Examinámos a fotografia acima e verificámos que é uma imagem da cidade de Nova Iorque, captada no ano de 1970. Trata-se do local onde se cruzam a famosa 5th Avenue, uma das mais caras ruas do mundo, e a 110th Street, que se situa em East Harlem.
Fazer um exame tem sempre algo que se lhe diga. É preciso estudar muito, isso é certo, mas também se necessita de ter um pouco de sorte. “Do you feel lucky punk?”, foi o que perguntou Clint Eastwood a um malfeitor no filme “Dirty Harry” de 1971, apontando-lhe uma arma ao rosto.

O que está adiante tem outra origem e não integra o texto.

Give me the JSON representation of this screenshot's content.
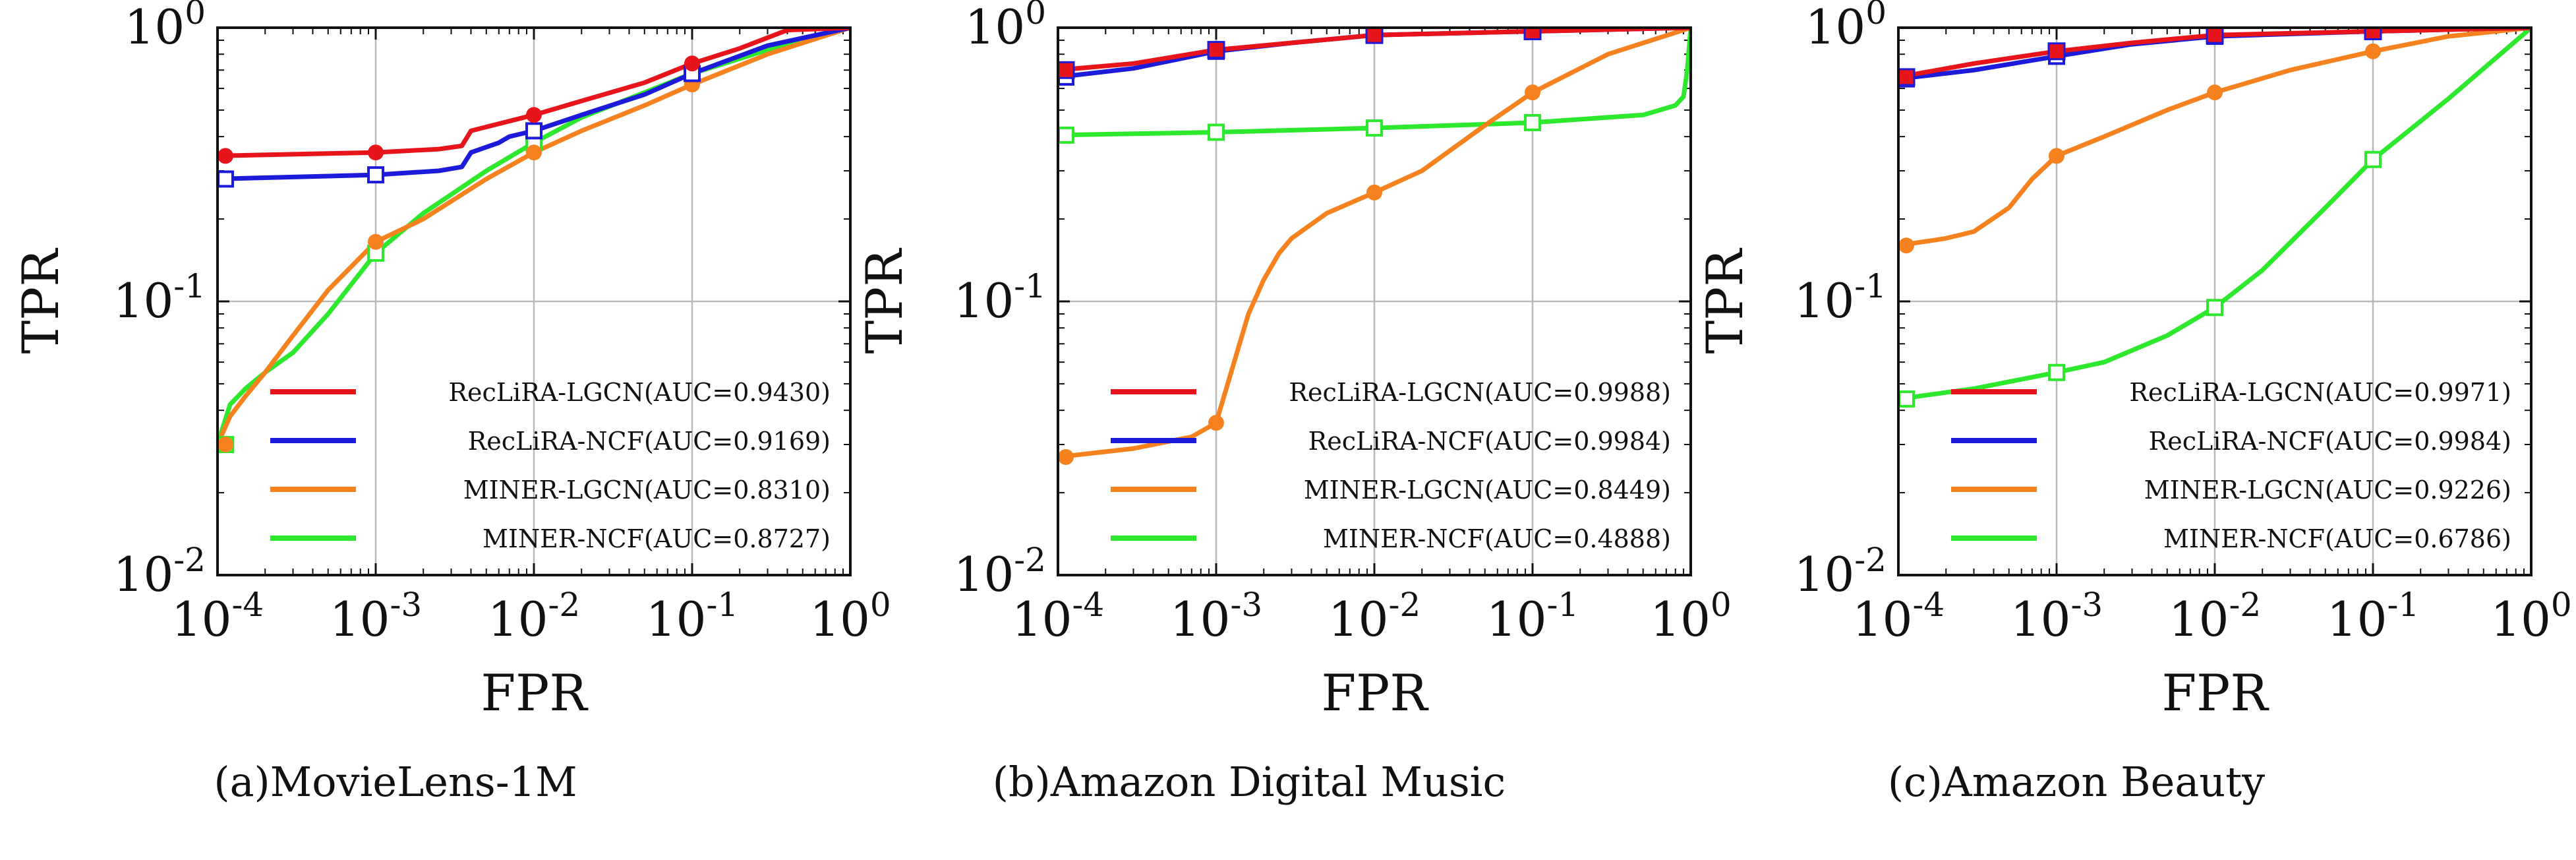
{
  "colors": {
    "red": "#e8141c",
    "blue": "#1b1bd9",
    "orange": "#f5821f",
    "green": "#2ee82e"
  },
  "chart_data": [
    {
      "type": "line",
      "caption": "(a)MovieLens-1M",
      "xlabel": "FPR",
      "ylabel": "TPR",
      "x_scale": "log",
      "y_scale": "log",
      "xlim": [
        0.0001,
        1
      ],
      "ylim": [
        0.01,
        1
      ],
      "x_ticks": [
        0.0001,
        0.001,
        0.01,
        0.1,
        1
      ],
      "x_tick_labels": [
        "10^-4",
        "10^-3",
        "10^-2",
        "10^-1",
        "10^0"
      ],
      "y_ticks": [
        0.01,
        0.1,
        1
      ],
      "y_tick_labels": [
        "10^-2",
        "10^-1",
        "10^0"
      ],
      "grid": true,
      "legend_position": "bottom-right",
      "series": [
        {
          "name": "RecLiRA-LGCN(AUC=0.9430)",
          "color": "red",
          "marker": "filled-circle",
          "x": [
            0.0001,
            0.001,
            0.0025,
            0.0035,
            0.004,
            0.01,
            0.02,
            0.05,
            0.1,
            0.2,
            0.4,
            1
          ],
          "y": [
            0.34,
            0.35,
            0.36,
            0.37,
            0.42,
            0.48,
            0.54,
            0.63,
            0.74,
            0.84,
            0.98,
            1.0
          ]
        },
        {
          "name": "RecLiRA-NCF(AUC=0.9169)",
          "color": "blue",
          "marker": "square",
          "x": [
            0.0001,
            0.001,
            0.0025,
            0.0035,
            0.004,
            0.006,
            0.007,
            0.01,
            0.02,
            0.05,
            0.1,
            0.3,
            1
          ],
          "y": [
            0.28,
            0.29,
            0.3,
            0.31,
            0.35,
            0.38,
            0.4,
            0.42,
            0.48,
            0.57,
            0.68,
            0.86,
            1.0
          ]
        },
        {
          "name": "MINER-LGCN(AUC=0.8310)",
          "color": "orange",
          "marker": "filled-circle",
          "x": [
            0.0001,
            0.00012,
            0.00015,
            0.0002,
            0.0003,
            0.0005,
            0.001,
            0.002,
            0.005,
            0.01,
            0.02,
            0.05,
            0.1,
            0.3,
            1
          ],
          "y": [
            0.03,
            0.038,
            0.045,
            0.055,
            0.075,
            0.11,
            0.165,
            0.2,
            0.28,
            0.35,
            0.42,
            0.52,
            0.62,
            0.8,
            1.0
          ]
        },
        {
          "name": "MINER-NCF(AUC=0.8727)",
          "color": "green",
          "marker": "square",
          "x": [
            0.0001,
            0.00012,
            0.00015,
            0.0002,
            0.0003,
            0.0005,
            0.001,
            0.002,
            0.005,
            0.01,
            0.02,
            0.05,
            0.1,
            0.3,
            1
          ],
          "y": [
            0.03,
            0.042,
            0.048,
            0.055,
            0.065,
            0.09,
            0.15,
            0.21,
            0.3,
            0.38,
            0.47,
            0.58,
            0.68,
            0.83,
            1.0
          ]
        }
      ]
    },
    {
      "type": "line",
      "caption": "(b)Amazon Digital Music",
      "xlabel": "FPR",
      "ylabel": "TPR",
      "x_scale": "log",
      "y_scale": "log",
      "xlim": [
        0.0001,
        1
      ],
      "ylim": [
        0.01,
        1
      ],
      "x_ticks": [
        0.0001,
        0.001,
        0.01,
        0.1,
        1
      ],
      "x_tick_labels": [
        "10^-4",
        "10^-3",
        "10^-2",
        "10^-1",
        "10^0"
      ],
      "y_ticks": [
        0.01,
        0.1,
        1
      ],
      "y_tick_labels": [
        "10^-2",
        "10^-1",
        "10^0"
      ],
      "grid": true,
      "legend_position": "bottom-right",
      "series": [
        {
          "name": "RecLiRA-LGCN(AUC=0.9988)",
          "color": "red",
          "marker": "filled-square",
          "x": [
            0.0001,
            0.0003,
            0.001,
            0.003,
            0.01,
            0.1,
            1
          ],
          "y": [
            0.7,
            0.74,
            0.83,
            0.88,
            0.94,
            0.97,
            1.0
          ]
        },
        {
          "name": "RecLiRA-NCF(AUC=0.9984)",
          "color": "blue",
          "marker": "square",
          "x": [
            0.0001,
            0.0003,
            0.001,
            0.003,
            0.01,
            0.1,
            1
          ],
          "y": [
            0.66,
            0.71,
            0.82,
            0.88,
            0.94,
            0.97,
            1.0
          ]
        },
        {
          "name": "MINER-LGCN(AUC=0.8449)",
          "color": "orange",
          "marker": "filled-circle",
          "x": [
            0.0001,
            0.0003,
            0.0007,
            0.001,
            0.0013,
            0.0016,
            0.002,
            0.0025,
            0.003,
            0.005,
            0.01,
            0.02,
            0.05,
            0.1,
            0.3,
            1
          ],
          "y": [
            0.027,
            0.029,
            0.032,
            0.036,
            0.06,
            0.09,
            0.12,
            0.15,
            0.17,
            0.21,
            0.25,
            0.3,
            0.44,
            0.58,
            0.8,
            1.0
          ]
        },
        {
          "name": "MINER-NCF(AUC=0.4888)",
          "color": "green",
          "marker": "square",
          "x": [
            0.0001,
            0.001,
            0.01,
            0.1,
            0.5,
            0.8,
            0.9,
            0.95,
            1
          ],
          "y": [
            0.405,
            0.415,
            0.43,
            0.45,
            0.48,
            0.52,
            0.56,
            0.7,
            1.0
          ]
        }
      ]
    },
    {
      "type": "line",
      "caption": "(c)Amazon Beauty",
      "xlabel": "FPR",
      "ylabel": "TPR",
      "x_scale": "log",
      "y_scale": "log",
      "xlim": [
        0.0001,
        1
      ],
      "ylim": [
        0.01,
        1
      ],
      "x_ticks": [
        0.0001,
        0.001,
        0.01,
        0.1,
        1
      ],
      "x_tick_labels": [
        "10^-4",
        "10^-3",
        "10^-2",
        "10^-1",
        "10^0"
      ],
      "y_ticks": [
        0.01,
        0.1,
        1
      ],
      "y_tick_labels": [
        "10^-2",
        "10^-1",
        "10^0"
      ],
      "grid": true,
      "legend_position": "bottom-right",
      "series": [
        {
          "name": "RecLiRA-LGCN(AUC=0.9971)",
          "color": "red",
          "marker": "filled-square",
          "x": [
            0.0001,
            0.0003,
            0.001,
            0.003,
            0.01,
            0.1,
            1
          ],
          "y": [
            0.66,
            0.74,
            0.82,
            0.88,
            0.94,
            0.97,
            1.0
          ]
        },
        {
          "name": "RecLiRA-NCF(AUC=0.9984)",
          "color": "blue",
          "marker": "square",
          "x": [
            0.0001,
            0.0003,
            0.0012,
            0.003,
            0.01,
            0.1,
            1
          ],
          "y": [
            0.65,
            0.7,
            0.8,
            0.87,
            0.93,
            0.97,
            1.0
          ]
        },
        {
          "name": "MINER-LGCN(AUC=0.9226)",
          "color": "orange",
          "marker": "filled-circle",
          "x": [
            0.0001,
            0.0002,
            0.0003,
            0.0005,
            0.0007,
            0.001,
            0.002,
            0.005,
            0.01,
            0.03,
            0.1,
            0.3,
            1
          ],
          "y": [
            0.16,
            0.17,
            0.18,
            0.22,
            0.28,
            0.34,
            0.4,
            0.5,
            0.58,
            0.7,
            0.82,
            0.93,
            1.0
          ]
        },
        {
          "name": "MINER-NCF(AUC=0.6786)",
          "color": "green",
          "marker": "square",
          "x": [
            0.0001,
            0.0003,
            0.001,
            0.002,
            0.005,
            0.01,
            0.02,
            0.05,
            0.1,
            0.3,
            1
          ],
          "y": [
            0.044,
            0.048,
            0.055,
            0.06,
            0.075,
            0.095,
            0.13,
            0.22,
            0.33,
            0.55,
            1.0
          ]
        }
      ]
    }
  ]
}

Na película, Clint interpreta o personagem de um policia, Harry, que logo para abrir as hostilidades anda pela ruas aos tiros, faz capotar um automóvel e deixa tudo num alvoroço.
Harry, nesse corrupio todo disparou tiros à farta e fica então defronte do já referido delinquente. Este último tem uma arma à mão, e a decisão que tem de tomar, é se a vai ou não tentar usar. A questão é simples, ou bem que Harry já disparou cinco tiros e já não tem mais balas no carregador da pistola, ou bem que só disparou quatro e ainda lhe resta uma.
Parece uma conta de subtrair muito fácil de se fazer, mas é na verdade uma questão difícil. É como aquelas perguntas que por vezes saem nos exames, das quais se diz que têm rasteira.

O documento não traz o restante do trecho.